Soldiers are human, with bleeding hearts. They are sons, daughters, husbands and wives. Mothers and fathers fight for their children, and they don’t always come back.
It’s easy to get so wrapped up in the politics of war that we often times overlook the people who are actually doing the ground work in fighting it. And even more often we fail to provide the compassion and understanding that our fighters deeply need upon return. Many soldiers fight a battle within that’s intense, its dark, and its very very real. Everyone copes in different ways.. Some turn to more wholesome remedies, and some turn to complete and utter self-destructive ways. Either way, we owe it to our soldiers to listen, love, and offer respect and understanding. Please, lets stop turning a blind eye, or offering only judgment to a soldiers actions post war.
My friend in particular turned to self-destruction. He was ridiculed for it by many. Unfortunately, after several failed attempts at cleanly lifestyle, his hauntings eventually got the best of him.
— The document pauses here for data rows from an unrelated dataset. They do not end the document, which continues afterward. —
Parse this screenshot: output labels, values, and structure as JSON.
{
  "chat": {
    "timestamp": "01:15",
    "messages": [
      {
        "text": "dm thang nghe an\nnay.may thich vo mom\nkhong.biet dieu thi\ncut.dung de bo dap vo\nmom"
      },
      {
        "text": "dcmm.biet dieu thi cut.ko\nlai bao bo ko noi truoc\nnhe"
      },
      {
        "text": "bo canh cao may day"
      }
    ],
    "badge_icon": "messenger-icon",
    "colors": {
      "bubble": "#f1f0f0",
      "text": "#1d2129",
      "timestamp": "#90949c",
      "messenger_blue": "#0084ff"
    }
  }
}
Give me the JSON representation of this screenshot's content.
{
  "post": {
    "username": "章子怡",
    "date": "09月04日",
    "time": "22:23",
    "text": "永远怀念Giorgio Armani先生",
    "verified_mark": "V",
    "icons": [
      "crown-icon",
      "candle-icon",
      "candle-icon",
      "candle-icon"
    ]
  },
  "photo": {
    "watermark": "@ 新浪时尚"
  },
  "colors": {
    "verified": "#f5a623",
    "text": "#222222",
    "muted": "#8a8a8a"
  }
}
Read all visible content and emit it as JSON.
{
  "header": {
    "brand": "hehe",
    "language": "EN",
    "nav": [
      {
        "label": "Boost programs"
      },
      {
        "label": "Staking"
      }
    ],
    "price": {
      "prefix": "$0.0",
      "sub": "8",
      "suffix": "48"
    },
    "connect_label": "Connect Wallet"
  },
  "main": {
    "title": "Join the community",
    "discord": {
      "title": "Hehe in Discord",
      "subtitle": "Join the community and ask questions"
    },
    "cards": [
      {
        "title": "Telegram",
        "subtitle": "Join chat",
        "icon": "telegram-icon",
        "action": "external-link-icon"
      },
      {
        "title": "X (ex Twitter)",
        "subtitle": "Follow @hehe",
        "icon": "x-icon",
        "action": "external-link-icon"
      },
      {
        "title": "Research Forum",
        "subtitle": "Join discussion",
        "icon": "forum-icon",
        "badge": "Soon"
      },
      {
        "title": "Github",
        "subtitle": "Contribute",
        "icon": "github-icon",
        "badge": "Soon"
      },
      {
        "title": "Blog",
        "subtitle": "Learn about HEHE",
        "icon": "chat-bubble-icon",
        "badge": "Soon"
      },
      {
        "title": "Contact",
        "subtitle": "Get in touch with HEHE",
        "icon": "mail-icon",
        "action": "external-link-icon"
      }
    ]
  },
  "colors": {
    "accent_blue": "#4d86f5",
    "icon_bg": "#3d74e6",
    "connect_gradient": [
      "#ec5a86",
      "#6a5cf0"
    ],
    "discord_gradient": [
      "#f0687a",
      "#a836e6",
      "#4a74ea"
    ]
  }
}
Now, I’m no saint. I lost touch with him just the same as most of his other pre-enlisting friends did. We should have done better to show him the support he deserved. As can be said in countless stories of similar tragedy.
Upon hearing news of his death, and spending time with his family, I was privilege to read a poem that he wrote amidst his battle with sobriety. It was absolutely stunning!!! Although I’d clearly love to share his words in their entirety, I wont out of respect for his privacy. But, I will share the beginning portion of his poem. The part that tells about enlisting, and about the beginning of his struggle upon return. I’ll leave it there, and end it before it goes into the ugly details of his self destruction, and of his family and personal life.
“A man so proud, a decision so great.
The places he’ll go, the things he’ll escape.
The tribulations and trials, the fight that’s within,
The wars that he faces will only begin.
The things that he’ll see, the scenarios apart,
Though what he don’t realize, it’s only the start.
The hardships, the joy, the coaster of emotion.
They all become one, as if only a notion.
Then time to return, all tattered and broken.
His soul starts to fade, getting smaller and darker,
Regretting that day that he meets the end marker.”